We all need friends like that, we agreed. People you can work and grow with. People who know your past and your present and plan to be there in your future. There’s an intimacy that comes only with a great deal of time and shared victories and disappointments that just can’t be replicated. Those victories and disappointments that create bonds don’t have to be in the sports arena. And they don’t have to be actual wins and losses.
We also had another Olympic-sized conversation as we watched Ty Walker smile and make good-humored gestures after she failed to make it into the women’s snowboard slopestyle finals Sunday.
That conversation was about a lot of things: Youth and not being in too much of a hurry. Aly opined that it might be hard to win a gold medal at that age, because where do you go from there? We also talked about endurance and courage: Walker competed beautifully on an injured foot that had to be injected with Novocaine before the start of the competition. She didn’t let it slow her down.
We talked about the bronze medal that Jenny Jones won for Great Britain in the women’s snowboard slopestyle. Jones is 33, making her the oldest of the group. That’s a lot of years of hard work and competition and won’t-quit effort to try to emulate in the parts of your own life that burn bright, I told my daughter.
We discussed disappointments and sportsmanship as we watched Bode Miller have what ESPN called “one of those days,” finishing eighth in men’s downhill. And grace. He was clearly disappointed, but he didn’t make a lot of excuses.
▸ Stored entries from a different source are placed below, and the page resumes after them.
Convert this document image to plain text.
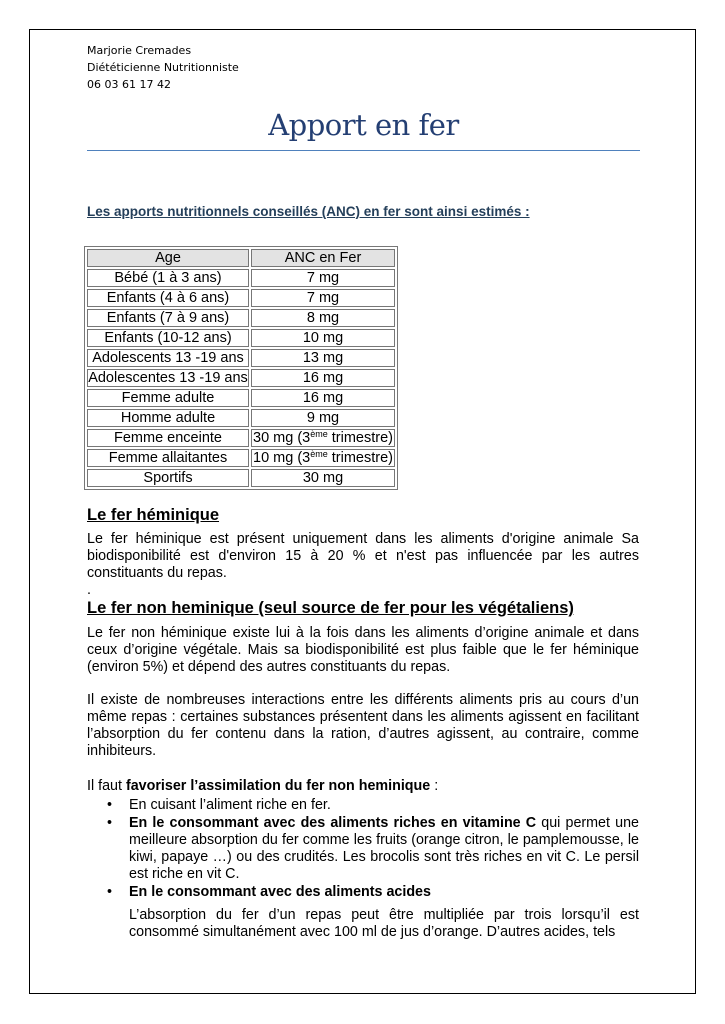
Marjorie Cremades
Diététicienne Nutritionniste
06 03 61 17 42
Apport en fer
Les apports nutritionnels conseillés (ANC) en fer sont ainsi estimés :
Age	ANC en Fer
Bébé (1 à 3 ans)	7 mg
Enfants (4 à 6 ans)	7 mg
Enfants (7 à 9 ans)	8 mg
Enfants (10-12 ans)	10 mg
Adolescents 13 -19 ans	13 mg
Adolescentes 13 -19 ans	16 mg
Femme adulte	16 mg
Homme adulte	9 mg
Femme enceinte	30 mg (3ème trimestre)
Femme allaitantes	10 mg (3ème trimestre)
Sportifs	30 mg
Le fer héminique

Le fer héminique est présent uniquement dans les aliments d'origine animale Sa biodisponibilité est d'environ 15 à 20 % et n'est pas influencée par les autres constituants du repas.

.

Le fer non heminique (seul source de fer pour les végétaliens)

Le fer non héminique existe lui à la fois dans les aliments d’origine animale et dans ceux d’origine végétale. Mais sa biodisponibilité est plus faible que le fer héminique (environ 5%) et dépend des autres constituants du repas.

Il existe de nombreuses interactions entre les différents aliments pris au cours d’un même repas : certaines substances présentent dans les aliments agissent en facilitant l’absorption du fer contenu dans la ration, d’autres agissent, au contraire, comme inhibiteurs.

Il faut favoriser l’assimilation du fer non heminique :

• En cuisant l’aliment riche en fer.
• En le consommant avec des aliments riches en vitamine C qui permet une meilleure absorption du fer comme les fruits (orange citron, le pamplemousse, le kiwi, papaye …) ou des crudités. Les brocolis sont très riches en vit C. Le persil est riche en vit C.
• En le consommant avec des aliments acides

L’absorption du fer d’un repas peut être multipliée par trois lorsqu’il est consommé simultanément avec 100 ml de jus d’orange. D’autres acides, tels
He’d trained hard and skied with great heart, and that’s really all one can do — in the Olympics or in life.
The Olympics are one of the great loves of my life, although I’m about as unathletic by nature as one can be. I am busy and active. I take care of myself. But I can’t imagine skating or skiing or snowboarding or luging or any other athletic activity for hours and hours, days and days and years on end in hopes that it would lead to that moment, that chance that comes every four years to claim an Olympic medal.
What I love is that others have that passion and dedication. It reminds me that we all have bright lights blazing for very different things and I am forever grateful that we don’t all have the same goals or interests.
I also love the Olympics for the sense of community it creates. There’s great national pride on display and we all get behind whoever carries our own flag. But it is not possible to begrudge a great performance by someone from somewhere far away who clearly worked as hard and wants the prize every bit as much.The competitors know that as they admire each others’ performances and exchange smiles and hugs.
The Olympics may be the grandest of all competitions. But they are also fodder for learning the best of what it means to be human.